Much as I hated it, I was prepared to wear the cap again. “What if I throw a shit-fit and Nurse Amara sedates me?” I said. “I'll sleep all day and double my score.”

“I have a better idea,” said Jack. “Look here.”

He showed me another Web site on his little screen:
Lifels-SciFi.com
.

“Sci-fi? I hate that crap.”

“Who doesn't?” said Jack. “But this site's gonna kick your skull cap into overdrive. The site's run by a computer science student at a cow college in San Jose.”

“Computers in Mexico? I hate computers.”

“San Jose, California,” said Jack. “Silicon Valley. Computers are your friends. This ultranerd has hacked into Stanford's
fully coherent nuclear-magnetic-resonant dark-matter-powered Accelerandodrome. An outlaw link to a quantum computer! If we link your cap to that tonight, you'll climb so far above that monk that he'll be eating your positronic dust for the rest of his life.”

“What about my brain?” I asked, remembering the headache I'd gotten from counting to twelve million.
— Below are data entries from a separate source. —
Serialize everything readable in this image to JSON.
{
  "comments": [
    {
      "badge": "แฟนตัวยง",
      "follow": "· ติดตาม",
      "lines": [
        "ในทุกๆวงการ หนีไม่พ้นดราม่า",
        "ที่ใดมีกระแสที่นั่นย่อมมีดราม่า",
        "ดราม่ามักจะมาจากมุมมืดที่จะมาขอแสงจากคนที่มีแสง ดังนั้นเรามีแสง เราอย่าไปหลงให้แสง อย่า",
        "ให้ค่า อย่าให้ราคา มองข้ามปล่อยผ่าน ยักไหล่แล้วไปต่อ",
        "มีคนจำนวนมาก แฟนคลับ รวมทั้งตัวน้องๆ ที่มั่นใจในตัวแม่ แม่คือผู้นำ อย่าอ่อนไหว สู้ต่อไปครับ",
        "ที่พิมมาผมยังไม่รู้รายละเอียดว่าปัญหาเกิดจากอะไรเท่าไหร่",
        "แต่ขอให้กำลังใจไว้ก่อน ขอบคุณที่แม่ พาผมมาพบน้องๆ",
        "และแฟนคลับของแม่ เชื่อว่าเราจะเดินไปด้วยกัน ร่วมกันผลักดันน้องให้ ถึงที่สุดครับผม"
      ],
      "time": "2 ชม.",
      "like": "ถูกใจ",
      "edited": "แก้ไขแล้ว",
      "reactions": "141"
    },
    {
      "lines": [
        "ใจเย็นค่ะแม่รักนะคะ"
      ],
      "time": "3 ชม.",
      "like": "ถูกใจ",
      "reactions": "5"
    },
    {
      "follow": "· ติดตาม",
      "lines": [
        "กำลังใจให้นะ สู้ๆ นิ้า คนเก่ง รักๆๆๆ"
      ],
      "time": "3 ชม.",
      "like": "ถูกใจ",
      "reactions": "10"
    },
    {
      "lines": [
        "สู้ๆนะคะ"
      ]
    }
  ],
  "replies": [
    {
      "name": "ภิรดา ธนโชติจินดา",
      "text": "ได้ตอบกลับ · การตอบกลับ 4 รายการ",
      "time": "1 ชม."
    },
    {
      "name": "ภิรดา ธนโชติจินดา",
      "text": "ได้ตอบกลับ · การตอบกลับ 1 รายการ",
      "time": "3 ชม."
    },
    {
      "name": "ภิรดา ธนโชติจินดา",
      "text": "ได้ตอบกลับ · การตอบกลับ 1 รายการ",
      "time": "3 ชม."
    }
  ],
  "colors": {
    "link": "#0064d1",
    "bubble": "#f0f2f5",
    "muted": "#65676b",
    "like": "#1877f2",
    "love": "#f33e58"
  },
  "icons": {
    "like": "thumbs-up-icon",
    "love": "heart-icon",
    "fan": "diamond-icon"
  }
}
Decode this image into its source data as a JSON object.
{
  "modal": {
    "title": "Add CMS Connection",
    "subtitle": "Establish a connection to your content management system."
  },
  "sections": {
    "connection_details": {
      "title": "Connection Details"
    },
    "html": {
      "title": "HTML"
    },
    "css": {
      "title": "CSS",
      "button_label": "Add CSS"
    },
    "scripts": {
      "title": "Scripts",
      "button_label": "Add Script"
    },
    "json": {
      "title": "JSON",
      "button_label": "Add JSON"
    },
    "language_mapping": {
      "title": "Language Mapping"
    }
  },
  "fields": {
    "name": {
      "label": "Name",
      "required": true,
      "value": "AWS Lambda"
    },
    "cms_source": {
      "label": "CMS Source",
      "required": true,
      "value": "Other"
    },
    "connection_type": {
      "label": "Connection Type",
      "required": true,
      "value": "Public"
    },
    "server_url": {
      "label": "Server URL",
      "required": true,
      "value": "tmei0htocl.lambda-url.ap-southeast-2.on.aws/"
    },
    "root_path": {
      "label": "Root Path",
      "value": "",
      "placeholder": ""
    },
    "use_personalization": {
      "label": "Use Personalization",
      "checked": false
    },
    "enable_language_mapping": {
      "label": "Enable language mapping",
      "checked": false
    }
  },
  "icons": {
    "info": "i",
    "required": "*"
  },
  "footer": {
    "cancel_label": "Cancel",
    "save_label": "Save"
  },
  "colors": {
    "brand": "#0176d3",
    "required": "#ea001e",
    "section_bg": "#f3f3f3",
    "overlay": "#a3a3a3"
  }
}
“Do you want to be immortal?” he asked. “Or not?”

To make a long story short, and isn't that what old age is all about, I pulled on the magic beanie and lay down on my bed. I closed my eyes and started counting sheep again. They were jumping the fence faster and faster, flowing up the mountainside, scaling the cliffs, frisking into the white fluffy clouds. I picked up my dream-colored staff and followed them.

+   +   +

“Wake up.”

I woke up. I sat up.

“Say the first thing that comes into your mind,” Jack said.

I did like the day before, only more so, spewing out a jaw-breaking number name that went like this (and I'm sure you don't mind if I leave out the middle): “Twelve duotrigintillion, three hundred forty-five unotrigintillion, six hundred seventy-eight trigintillion, . . . , three hundred forty-five million, six hundred seventy-eight thousand, nine hundred one.”